In Duitsland werden al voor het uitbreken van de Tweede Wereldoorlog eisen gesteld aan een krachtiger antitankkanon. Uiteraard speelde de ervaring met het gebruik van de Oerlikon-kanonnen van 20 mm, waarvan de effectiviteit in Spanje werd aangetoond in de strijd tegen Duitse en Italiaanse tanks, hierbij een rol. Het 20 mm Solothurn antitankgeweer van het Racale en Herlach-systeem was het meest geschikt voor de Duitse eisen, vooral omdat het was gebaseerd op Erhards 20 mm vliegtuigkanon dat in de Eerste Wereldoorlog werd gebruikt.

Er waren 8 rechtse schroefdraad in de boring. Bij de automatisering werd het vatterugslagschema gebruikt met zijn korte slag.
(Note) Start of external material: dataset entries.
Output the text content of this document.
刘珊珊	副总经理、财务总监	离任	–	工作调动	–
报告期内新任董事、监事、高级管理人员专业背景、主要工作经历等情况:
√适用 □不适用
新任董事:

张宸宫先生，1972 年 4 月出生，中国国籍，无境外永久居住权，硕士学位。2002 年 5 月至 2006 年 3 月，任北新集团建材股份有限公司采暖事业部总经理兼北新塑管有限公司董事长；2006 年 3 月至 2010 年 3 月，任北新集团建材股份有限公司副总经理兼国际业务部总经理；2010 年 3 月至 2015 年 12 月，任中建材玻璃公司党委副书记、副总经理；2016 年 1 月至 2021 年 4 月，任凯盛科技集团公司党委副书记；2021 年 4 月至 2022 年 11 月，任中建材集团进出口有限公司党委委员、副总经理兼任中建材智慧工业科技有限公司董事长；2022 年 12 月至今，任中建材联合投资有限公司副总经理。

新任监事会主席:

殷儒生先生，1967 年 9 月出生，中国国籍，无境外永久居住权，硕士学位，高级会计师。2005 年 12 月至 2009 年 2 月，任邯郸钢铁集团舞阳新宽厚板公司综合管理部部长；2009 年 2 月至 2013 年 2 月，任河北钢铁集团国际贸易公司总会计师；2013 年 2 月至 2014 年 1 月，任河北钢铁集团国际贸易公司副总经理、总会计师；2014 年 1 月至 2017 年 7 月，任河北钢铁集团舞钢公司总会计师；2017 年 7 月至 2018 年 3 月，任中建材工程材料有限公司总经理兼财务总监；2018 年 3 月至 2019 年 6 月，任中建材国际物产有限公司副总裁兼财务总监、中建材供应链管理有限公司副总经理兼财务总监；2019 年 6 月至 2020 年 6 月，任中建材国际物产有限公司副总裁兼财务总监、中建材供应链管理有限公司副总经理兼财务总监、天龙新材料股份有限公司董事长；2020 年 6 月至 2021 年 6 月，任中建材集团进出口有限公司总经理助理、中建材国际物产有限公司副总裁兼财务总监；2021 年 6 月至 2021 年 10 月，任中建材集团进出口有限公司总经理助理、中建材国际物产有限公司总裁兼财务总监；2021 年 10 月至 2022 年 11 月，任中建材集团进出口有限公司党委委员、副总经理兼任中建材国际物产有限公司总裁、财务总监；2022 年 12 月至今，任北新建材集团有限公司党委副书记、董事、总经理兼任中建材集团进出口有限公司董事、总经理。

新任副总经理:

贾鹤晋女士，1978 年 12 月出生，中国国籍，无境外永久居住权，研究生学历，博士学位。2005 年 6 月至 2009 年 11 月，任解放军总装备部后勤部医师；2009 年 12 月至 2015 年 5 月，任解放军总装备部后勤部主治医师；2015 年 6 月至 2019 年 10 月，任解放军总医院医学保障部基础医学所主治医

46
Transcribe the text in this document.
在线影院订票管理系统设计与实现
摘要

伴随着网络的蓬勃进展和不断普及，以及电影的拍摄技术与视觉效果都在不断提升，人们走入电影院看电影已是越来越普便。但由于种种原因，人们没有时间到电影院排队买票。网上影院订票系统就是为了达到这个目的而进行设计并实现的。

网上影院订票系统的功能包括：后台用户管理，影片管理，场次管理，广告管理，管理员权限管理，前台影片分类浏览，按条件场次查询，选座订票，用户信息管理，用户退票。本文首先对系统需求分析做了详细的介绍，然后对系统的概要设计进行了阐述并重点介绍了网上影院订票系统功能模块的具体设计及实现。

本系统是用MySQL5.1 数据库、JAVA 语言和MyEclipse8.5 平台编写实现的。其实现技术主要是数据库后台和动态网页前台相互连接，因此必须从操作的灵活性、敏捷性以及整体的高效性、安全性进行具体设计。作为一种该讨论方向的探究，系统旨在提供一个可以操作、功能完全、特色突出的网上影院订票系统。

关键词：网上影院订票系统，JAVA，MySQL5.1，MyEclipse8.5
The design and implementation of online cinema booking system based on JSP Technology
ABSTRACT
De loopboring werd vergrendeld door de koppeling te draaien, die op zijn stuitligging was geïnstalleerd, en zijn uitsteeksels over de nokken van de in lengterichting glijdende bout. Tijdens de beweging van de loop en de bout terug tijdens terugslag, kwam het uitsteeksel van de koppeling in de schuine groef van de doos, de koppeling draaide en ontgrendeling vond plaats. De loop van het pistool stopte, terwijl de bout bleef terugbewegen, de patroonhuls werd uitgeworpen, het percussiemechanisme werd gespannen. De herlaadcyclus eindigde onder invloed van de terugstelveer. Voor handmatig herladen werd een zwenkarm aan de rechterkant van de kist gebruikt.

De terugslag van de 20 mm Solothurn cartridge (20x105 V) werd gedeeltelijk opgevangen door de actieve mondingsrem, bipod montage en schokdemper op de achterkant van de kolf. Opvouwbare bipoden werden nabij het zwaartepunt van het pistool bevestigd. Om het vizier en extra steun onder de kolf te bevestigen, was er een in hoogte verstelbare opvouwbare steun. Aan de linkerkant was horizontaal een doosmagazijn voor 5 of 10 patronen gemonteerd.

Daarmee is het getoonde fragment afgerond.